Cosa ha annunciato la Bce
In sostanza la Bce ha prolungato la politica espansiva (chiamata in gergo tecnico quantitative easing) di altri nove mesi. L’acquisto di titoli (soprattutto obbligazioni governative dell’area euro ma anche in parte residuale bond di società) sui mercati aperti (è questo in sostanza il quantitative easing) non terminerà più (come inizialmente previsto) a dicembre 2017. Ma a settembre 2018. Con la novità che l’esborso mensile della Bce scenderà da 60 a 30 miliardi al mese. In sostanza la Bce ha annunciato che continuerà a immettere liquidità sui mercati anche il prossimo anno (“almeno” fino a settembre): fatti due conti si tratta di “almeno” 270 miliardi (30 miliardi x 9 mesi).
Sorpresa positiva
Gli investitori si aspettavano un prolungamento del quantitative easing ma nella peggiore delle ipotesi avevano previsto 200 miliardi in più messi sul piatto dalla Bce. Di conseguenza l’annuncio di Draghi del 26 ottobre ha spiazzato positivamente i mercati finanziari che hanno reagito in modo netto. L’euro si è svalutato sul dollaro (tendenzialmente una politica espansiva svaluta la moneta); le Borse europee sono risalite (sia per l’effetto potenziale derivante dalla “svalutazione competitiva” dell’euro e sia perché se la Bce continuerà a comprare bond, vorrà dire che i rendimenti potranno rimanere ancora molto bassi e di conseguenza meno competitivi con i dividendi offerti dal mercato azionario).
Lo scudo prosegue
E sono stati acquistati anche i bond governativi proprio perché molti investitori si sono sentiti nuovamente “protetti” dalla Bce, quell’investitore di ultima istanza che ha confermato che continuerà a garantire liquidità sulle obbligazioni. Quando i bond vengono acquistati accadono due cose: i prezzi salgono (per la legge della domanda e dell’offerta) e i rendimenti (che si muovono in direzione opposta e tengono conto della cedola fissa e poi della differenza tra il prezzo corrente del titolo e di quello (100) a cui verrà rimborsato a scadenza) scendono. Rendimenti bassi (in particolare del Bund tedesco) hanno un forte impatto sui mutui. Cerchiamo di capire perché.

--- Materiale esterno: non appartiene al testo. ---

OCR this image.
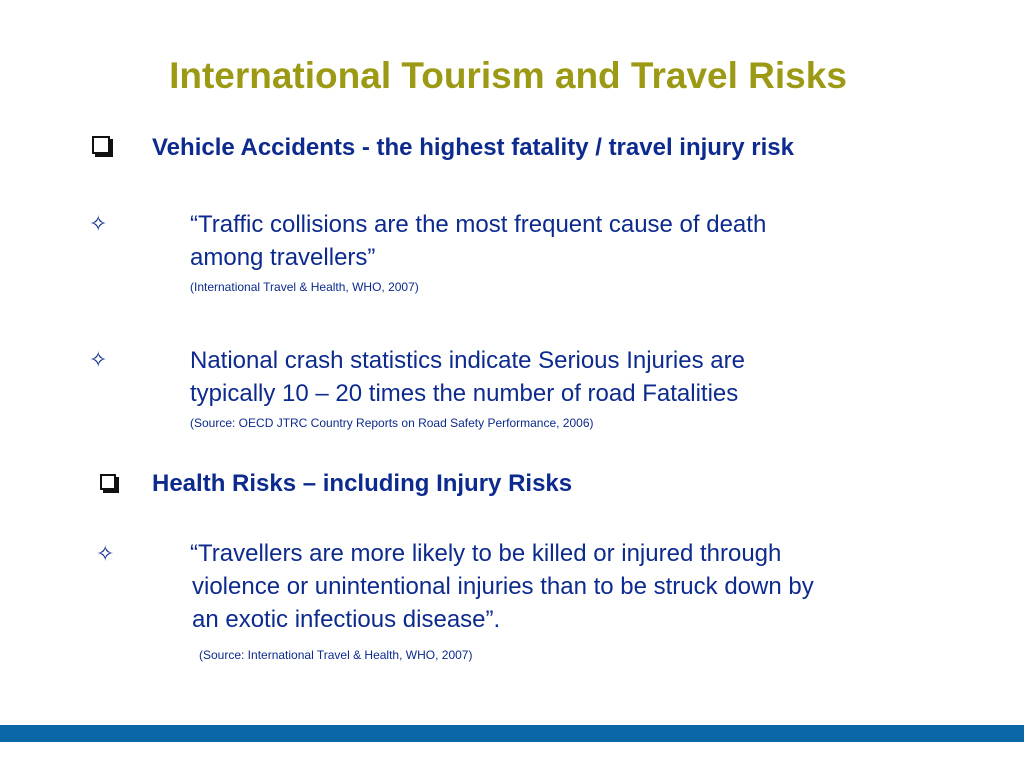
International Tourism and Travel Risks
Vehicle Accidents - the highest fatality / travel injury risk
✧	“Traffic collisions are the most frequent cause of death
among travellers”
(International Travel & Health, WHO, 2007)
✧	National crash statistics indicate Serious Injuries are
typically 10 – 20 times the number of road Fatalities
(Source: OECD JTRC Country Reports on Road Safety Performance, 2006)
Health Risks – including Injury Risks
✧	“Travellers are more likely to be killed or injured through
violence or unintentional injuries than to be struck down by
an exotic infectious disease”.
(Source: International Travel & Health, WHO, 2007)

Le novità sui mutui a tasso fisso
Il tasso finale di interesse (Tan) dei mutui a tasso fisso si ottiene sommando lo spread (deciso dalla banca, rappresenta il margine lordo che l’istituto di credito si prefigge di ottenere dal prestito) all’indice Eurirs di periodo. Ad esempio, per un mutuo a tasso fisso a 20 anni lo spread si somma all’indice Eurirs 20 anni. Più il mutuo è lungo tendenzialmente più è caro perché la curva degli Eurirs sale con l’aumentare della scadenza. Esattamente come accade con le obbligazioni. Il Bund a 5 anni offre un rendimento negativo (-0,3%) mentre quello a 10 anni “paga” lo 0,4%. Stesso discorso per i titoli italiani con i BoT annuali negativi e i BTp a 10 anni al 2%.
Gli indici Eurirs sono tecnicamente legati al Bund. Sintetizzano il costo del denaro del lungo periodo e seguono l’andamento del titolo più affidabile dell’Eurozona, quello tedesco appunto. E qui veniamo alla Bce. Nel momento in cui ha annunciato che continuerà a comprare obbligazioni anche nel 2019 ha lasciato intendere che anche i tassi del Bund tedesco rimarranno ancora bassi. Di conseguenza, anche i nuovi indici Eurirs (validi per chi è chiamato a stipulare un nuovo mutuo a tasso fisso o a effettuare una surroga di un vecchio mutuo scegliendo come seconda strada il tasso fisso) rimarranno bassi.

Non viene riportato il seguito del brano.